4. War for the Planet of the Apes: An epic final chapter to what has proven to be a truly epic trilogy, War for the Planet of the Apes is a masterpiece filled with eyegasmic visuals, award-worthy performances turned in by Andy Serkis and Woody Harrelson, and a musical score by Michael Giacchino that still haunts me to this day.
3. Thor: Ragnarok: This movie is just pure fun. If you liked the previous films in the Thor franchise, you should love this one, and if you hated the previous movie….well, I just can’t see you not loving it.

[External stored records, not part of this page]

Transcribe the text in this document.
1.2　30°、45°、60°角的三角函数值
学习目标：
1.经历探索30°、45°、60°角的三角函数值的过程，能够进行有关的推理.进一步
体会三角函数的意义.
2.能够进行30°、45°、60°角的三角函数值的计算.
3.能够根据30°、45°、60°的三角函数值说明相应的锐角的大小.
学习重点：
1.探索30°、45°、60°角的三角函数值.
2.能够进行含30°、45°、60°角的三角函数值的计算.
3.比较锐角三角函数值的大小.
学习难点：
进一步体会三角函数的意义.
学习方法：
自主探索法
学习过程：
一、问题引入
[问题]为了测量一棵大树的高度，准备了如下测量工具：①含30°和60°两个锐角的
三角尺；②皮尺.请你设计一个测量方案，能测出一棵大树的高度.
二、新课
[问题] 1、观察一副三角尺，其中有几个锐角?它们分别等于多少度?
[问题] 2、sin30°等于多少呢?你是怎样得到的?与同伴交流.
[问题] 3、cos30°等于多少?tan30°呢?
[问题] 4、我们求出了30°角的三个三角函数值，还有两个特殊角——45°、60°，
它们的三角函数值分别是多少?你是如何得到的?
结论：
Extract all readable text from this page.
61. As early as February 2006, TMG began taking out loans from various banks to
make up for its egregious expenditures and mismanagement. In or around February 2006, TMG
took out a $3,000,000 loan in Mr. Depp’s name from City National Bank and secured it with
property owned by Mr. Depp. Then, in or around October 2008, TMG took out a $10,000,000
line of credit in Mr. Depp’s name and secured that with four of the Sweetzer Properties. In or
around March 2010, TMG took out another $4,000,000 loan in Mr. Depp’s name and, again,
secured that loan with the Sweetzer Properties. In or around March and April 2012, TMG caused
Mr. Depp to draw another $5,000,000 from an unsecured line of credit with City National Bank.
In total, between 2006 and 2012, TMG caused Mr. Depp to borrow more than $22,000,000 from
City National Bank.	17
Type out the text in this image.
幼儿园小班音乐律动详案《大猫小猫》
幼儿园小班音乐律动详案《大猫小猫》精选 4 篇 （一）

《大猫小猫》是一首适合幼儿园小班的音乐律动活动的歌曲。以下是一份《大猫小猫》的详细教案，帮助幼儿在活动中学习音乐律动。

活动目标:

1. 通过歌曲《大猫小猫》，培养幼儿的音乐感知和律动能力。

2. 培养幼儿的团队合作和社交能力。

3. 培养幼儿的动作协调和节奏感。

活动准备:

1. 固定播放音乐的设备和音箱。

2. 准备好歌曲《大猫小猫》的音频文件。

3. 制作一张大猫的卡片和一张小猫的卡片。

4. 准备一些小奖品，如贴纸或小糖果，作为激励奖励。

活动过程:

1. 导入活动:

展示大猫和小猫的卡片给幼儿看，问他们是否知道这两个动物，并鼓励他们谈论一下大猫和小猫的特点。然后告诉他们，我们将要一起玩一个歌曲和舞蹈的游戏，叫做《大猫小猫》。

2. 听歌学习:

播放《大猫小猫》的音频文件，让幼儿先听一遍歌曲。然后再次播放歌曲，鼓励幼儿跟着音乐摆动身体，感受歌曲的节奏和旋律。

2. A Ghost Story: Filmed in a square frame with dull edges (so that it looks like an old photograph in motion), David Lowry’s A Ghost Story is a cinematic treasure that asks some pretty profound questions about life and the meaning of existence (I know that sounds pretentious, but it really works). There’s no narrative, and there doesn’t need to be. This is a movie about moments, both the big and seemingly insignificant ones. It’s a testament to the movie’s power that one of the most heartbreaking moments of the year is a very long shot of a recent widow sitting on a kitchen floor and eating a pie. In any other year, I would gladly place a movie like this in my number one spot without hesitation, but then Netflix released a documentary back in October, and that little gem got to me more than any other film this year. It was a movie that received very little attention, and last I checked, it doesn’t even have a Rottentomatoes score. That movie is…….
1. Kingdom of Us: Wow. Just….wow! The Netflix documentary Kingdom of Us follows Vickie Shanks as she and her seven children (six girls and one boy, and all but one have been diagnosed with autism) struggle to cope with the tragic suicide of the family’s patriarch Paul years after the event. The film itself follows the family over the course of a couple of years, through the good times (such as when the kids surprise their mother on Mother’s Day) and the very bad (the youngest child Pippa has to be hospitalized for months because of her depression). This is a personal, deeply lacerating, and unforgettable motion picture experience, a look into a brave and lovely family choosing to hold onto the possibility of hope and happiness even with the many terrible unanswered questions that Paul’s suicide left them with. The film’s portrayal of Paul is especially haunting. He was a loving and decent family man struggling with a darkness that he could no longer control and that his family couldn’t understand. It was so frightening that it’s suggested, at one point, that Paul had made plans to murder his family, and Pippa theorizes that he took his own life as a way of protecting them. While that seems to be a logical assumption, there are hints sprinkled throughout that the family struggles with its own darkness that’s just as unpredictable and potentially devastating as Paul’s (One of the daughters loses her cool during her birthday party when one of her sisters won’t wear a birthday hat). There are many moments of sadness in the film, the most affecting of which comes after the family watches a video of Paul, and Pippa admits that she didn’t remember her father’s voice. There are also moments of warmth and love, such as when the daughters all perform a song together for a talent show. When the end came, and we see a collection of family photographs while the Shanks children sing their father's song "Fly Away," let me tell you that the tears began pouring like waterfalls. One thing’s for certain, though: for the duration of this movie’s 110 minutes, I was completely and totally absorbed and emotionally invested in the proceedings. I grew to love this family so very much, and to director Lucy Cohen, I just wanted to say, ‘thank you.’ Thank you for introducing me to these beautiful and courageous souls, and thank you so much for your movie, which is easily the best of 2017.
I’ll try to keep up with newer releases in 2018, but given how hectic my work and school schedule appears to be, it won’t be easy. Either way, I hope everyone enjoyed reading this, and I hope you all have a blessed and wonderful new year.